Anticoagulants Flashcards
Coagulation factors are present in blood as…because…
Zymogens
Serine proteases
Cofactors
Gives tight regulation of the cascade to prevent solidification of all blood
Where are heparins naturally produced?
Mast cells
Vascular endothelium
Where are heparins extracted from for pharmaceutical use?
Porcine intestinal mucosa
Bovine lung
How do heparins work?
Inhibits coagulation in vitro and vivo - enhance antithrombin III activity by 1000 fold.
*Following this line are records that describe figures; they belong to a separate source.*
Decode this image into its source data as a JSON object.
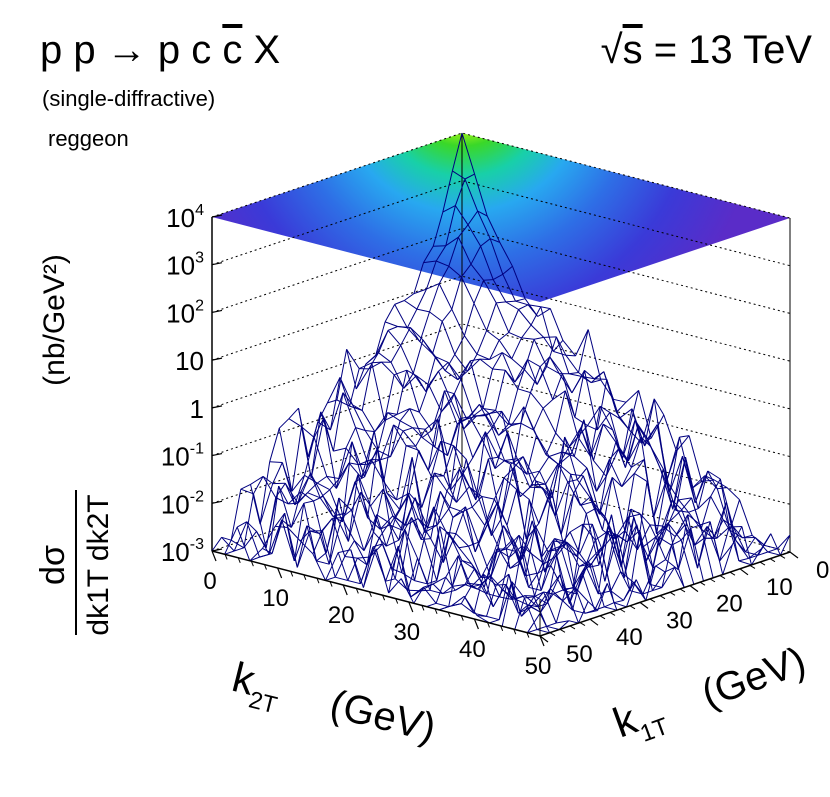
{
  "header": {
    "process": "p p → p c c̄ X",
    "process_parts": {
      "lhs": "p p",
      "arrow": "→",
      "rhs_a": "p c",
      "rhs_bar": "c",
      "rhs_b": "X"
    },
    "subtitle": "(single-diffractive)",
    "model": "reggeon",
    "energy_label": "s = 13 TeV",
    "energy_sqrt": "√",
    "energy_under": "s",
    "energy_rest": " = 13 TeV"
  },
  "chart_data": {
    "type": "surface-lego",
    "title": "p p → p c c̄ X",
    "subtitle": "(single-diffractive)",
    "annotation": "reggeon",
    "energy": "√s = 13 TeV",
    "x_axis": {
      "name": "k2T",
      "label_main": "k",
      "label_sub": "2T",
      "unit": "(GeV)",
      "range": [
        0,
        50
      ],
      "ticks": [
        "0",
        "10",
        "20",
        "30",
        "40",
        "50"
      ]
    },
    "y_axis": {
      "name": "k1T",
      "label_main": "k",
      "label_sub": "1T",
      "unit": "(GeV)",
      "range": [
        0,
        50
      ],
      "ticks": [
        "0",
        "10",
        "20",
        "30",
        "40",
        "50"
      ]
    },
    "z_axis": {
      "label": "dσ / dk1T dk2T (nb/GeV²)",
      "label_num": "dσ",
      "label_den": "dk1T dk2T",
      "label_unit": "(nb/GeV²)",
      "scale": "log",
      "range": [
        0.001,
        10000
      ],
      "ticks": [
        {
          "base": "10",
          "exp": "4"
        },
        {
          "base": "10",
          "exp": "3"
        },
        {
          "base": "10",
          "exp": "2"
        },
        {
          "base": "10",
          "exp": ""
        },
        {
          "base": "1",
          "exp": ""
        },
        {
          "base": "10",
          "exp": "-1"
        },
        {
          "base": "10",
          "exp": "-2"
        },
        {
          "base": "10",
          "exp": "-3"
        }
      ]
    },
    "surface_profile": {
      "peak_at": [
        0,
        0
      ],
      "peak_value": 10000,
      "along_axes_k": [
        0,
        5,
        10,
        20,
        30,
        40,
        50
      ],
      "along_axes_value": [
        10000,
        100,
        10,
        1,
        0.1,
        0.01,
        0.001
      ],
      "diagonal_k": [
        0,
        10,
        20,
        30,
        40,
        50
      ],
      "diagonal_value": [
        10000,
        1,
        0.05,
        0.005,
        0.002,
        0.001
      ]
    },
    "colors": {
      "mesh": "#000080",
      "frame": "#000000",
      "grid": "#000000"
    }
  }
}
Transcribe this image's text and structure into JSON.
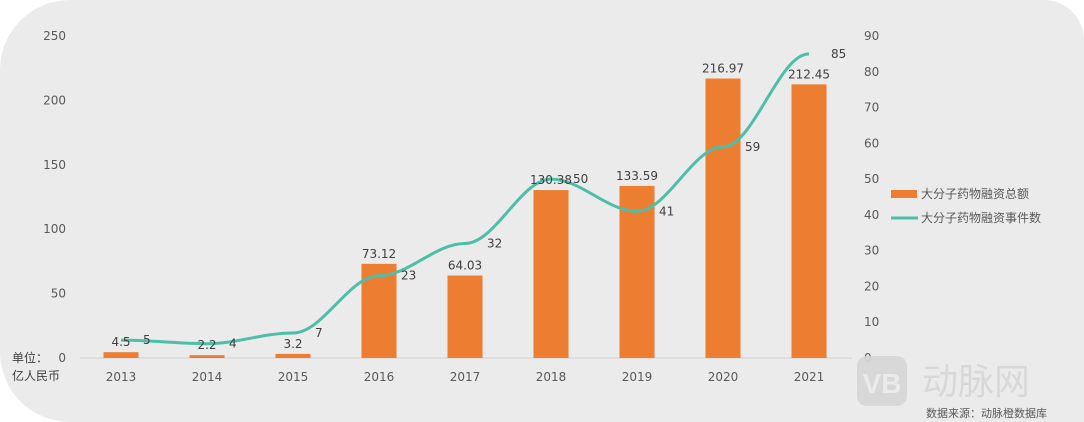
{
  "chart_data": {
    "type": "bar+line",
    "categories": [
      "2013",
      "2014",
      "2015",
      "2016",
      "2017",
      "2018",
      "2019",
      "2020",
      "2021"
    ],
    "series": [
      {
        "name": "大分子药物融资总额",
        "type": "bar",
        "axis": "left",
        "color": "#ed7d31",
        "values": [
          4.5,
          2.2,
          3.2,
          73.12,
          64.03,
          130.38,
          133.59,
          216.97,
          212.45
        ],
        "labels": [
          "4.5",
          "2.2",
          "3.2",
          "73.12",
          "64.03",
          "130.38",
          "133.59",
          "216.97",
          "212.45"
        ]
      },
      {
        "name": "大分子药物融资事件数",
        "type": "line",
        "axis": "right",
        "color": "#4dbfa8",
        "values": [
          5,
          4,
          7,
          23,
          32,
          50,
          41,
          59,
          85
        ],
        "labels": [
          "5",
          "4",
          "7",
          "23",
          "32",
          "50",
          "41",
          "59",
          "85"
        ]
      }
    ],
    "y_left": {
      "ylim": [
        0,
        250
      ],
      "ticks": [
        "0",
        "50",
        "100",
        "150",
        "200",
        "250"
      ],
      "unit_line1": "单位：",
      "unit_line2": "亿人民币"
    },
    "y_right": {
      "ylim": [
        0,
        90
      ],
      "ticks": [
        "0",
        "10",
        "20",
        "30",
        "40",
        "50",
        "60",
        "70",
        "80",
        "90"
      ]
    },
    "legend": "right",
    "grid": false
  },
  "source": "数据来源：动脉橙数据库",
  "watermark": "动脉网"
}
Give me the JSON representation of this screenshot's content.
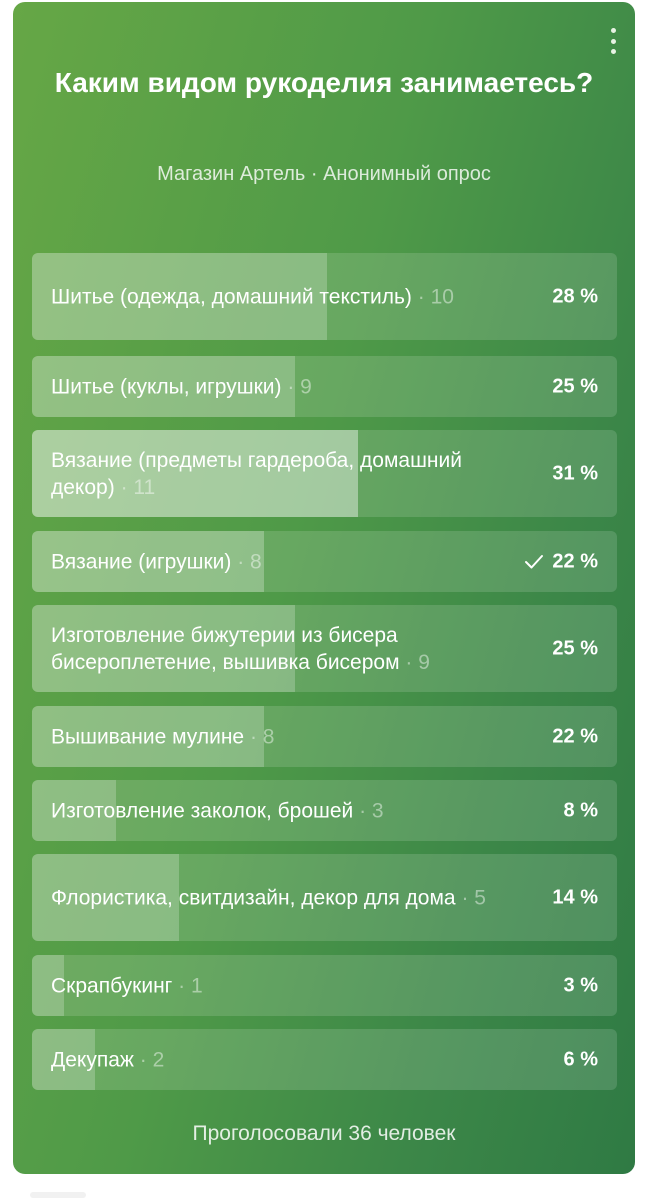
{
  "poll": {
    "title": "Каким видом рукоделия занимаетесь?",
    "subtitle": "Магазин Артель · Анонимный опрос",
    "footer": "Проголосовали 36 человек",
    "options": [
      {
        "label": "Шитье (одежда, домашний текстиль)",
        "count": "· 10",
        "percent": "28 %",
        "fraction": 0.28,
        "voted": false
      },
      {
        "label": "Шитье (куклы, игрушки)",
        "count": "· 9",
        "percent": "25 %",
        "fraction": 0.25,
        "voted": false
      },
      {
        "label": "Вязание (предметы гардероба, домашний декор)",
        "count": "· 11",
        "percent": "31 %",
        "fraction": 0.31,
        "voted": false
      },
      {
        "label": "Вязание (игрушки)",
        "count": "· 8",
        "percent": "22 %",
        "fraction": 0.22,
        "voted": true
      },
      {
        "label": "Изготовление бижутерии из бисера бисероплетение, вышивка бисером",
        "count": "· 9",
        "percent": "25 %",
        "fraction": 0.25,
        "voted": false
      },
      {
        "label": "Вышивание мулине",
        "count": "· 8",
        "percent": "22 %",
        "fraction": 0.22,
        "voted": false
      },
      {
        "label": "Изготовление заколок, брошей",
        "count": "· 3",
        "percent": "8 %",
        "fraction": 0.08,
        "voted": false
      },
      {
        "label": "Флористика, свитдизайн, декор для дома",
        "count": "· 5",
        "percent": "14 %",
        "fraction": 0.14,
        "voted": false
      },
      {
        "label": "Скрапбукинг",
        "count": "· 1",
        "percent": "3 %",
        "fraction": 0.03,
        "voted": false
      },
      {
        "label": "Декупаж",
        "count": "· 2",
        "percent": "6 %",
        "fraction": 0.06,
        "voted": false
      }
    ]
  }
}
Unfractionated heparin has a onset time of ?
T1/2 30 mins AT LOW DOSE
T1/2 2hrs AT HIGH DOSE (mixed elimination)
How does unfractionated heparin work?
Binds to antithrombin and causes conformational change, increasing activity of ATIII.
What is the aim of giving anticoagulants ?
Prevent thrombus formation and growth
For unfractionated heparin to inhibit IIa what must it do?
Heparin must bind simultaneously antithrombin (ATIII) and IIa
For unfractionated heparin to inhibit Xa what must happen?
Unfractionated heparin must bind antithrombin (ATIII)
Name a low molecular weight heparin
Dalteparim
Enoxaparin
What is the difference in administration between unfractionated and LMW heparin?
Unfractionated- typically IV bolus/infusion, subcutaneous for prophylaxis with lower bioavailability.
LMW- almost always subcutaneous, enoxaparin given IV for ACS
What is the bioavailability and half life like for LMWH?
> 90%
T1/2 - 2 hours or more independent of dose
Why does LMWH have a more predictable dose response?
It doesn’t bind to endothelial cells, plasma proteins and macrophages as it is too short/
what is the main difference between inhibition of the cascade between unfractionated and LMW heparin?
LMWH only able to inhibit Xa, through enhancing antithrombin activity.
What is the difference between fondaparinux and other LMWH?
Fondaparinux - selectively inhibits Xa by binding to ATIII, with a half life of 18hrs
What is the difference in dose response between the two types of heparins?
Unfractionated - non-linear
LMWH- predictable
What is the metabolism difference between the two types of heparins?
Unfractionated - dose dependant; protein binding, depolymerisation, desulfation (first and zero order).
LMWH- rapid liver or slower renal excretion
What is the difference in monitoring heparins?
Unfractionated- unpredictable, monitor activated partial thrombi plastic time
LMWH- generally no monitoring, since dose response is predictable
What is the difference in action time between the heparins?
Unfractionated- IV infusion fast
LMWH- slow subcut
When would you choose to use unfractionated heparin over LMWH?
When there is severe renal impairment and fine control is required.
What are some of the uses of heparin?
Prevent VTE- perioperative prophylaxis
Pregnancy- unable to cross placenta
VTE- initial treatment prior to oral agents
Acute coronary syndromes- short term to reduce recurrence / extension of coronary artery thrombosis post MI.
What is the antidote to heparin and how does it work?
Protamine sulphate - forms inactive complex with heparin. Dissociates heparin from ATIII, irreversible binding amount guided by heparin dose.
Greater effect with unfractionated. No effect on fondaparinux.
What are some of the ADR to heparin?
Bruising & bleeding - site of injections, intracranial, GI, epistaxis. Hepatic/renal impaired, elderly or those with carcinomas at higher risk
Herparin induced thrombocytopenia
Hyperkalaemia - inhibition of aldosterone secretion
Osteoporosis - long term use, higher risk with unfractionated and more prevalent in pregnancy.
What is a vitamin K antagonist and its mechanism of action?
Warfarin - competitive inhibition if VKOR preventing activation of vitamin k to active reduced form. This inhibits factors II,VII,IX,X as they require vitamin K as a cofactor to become action.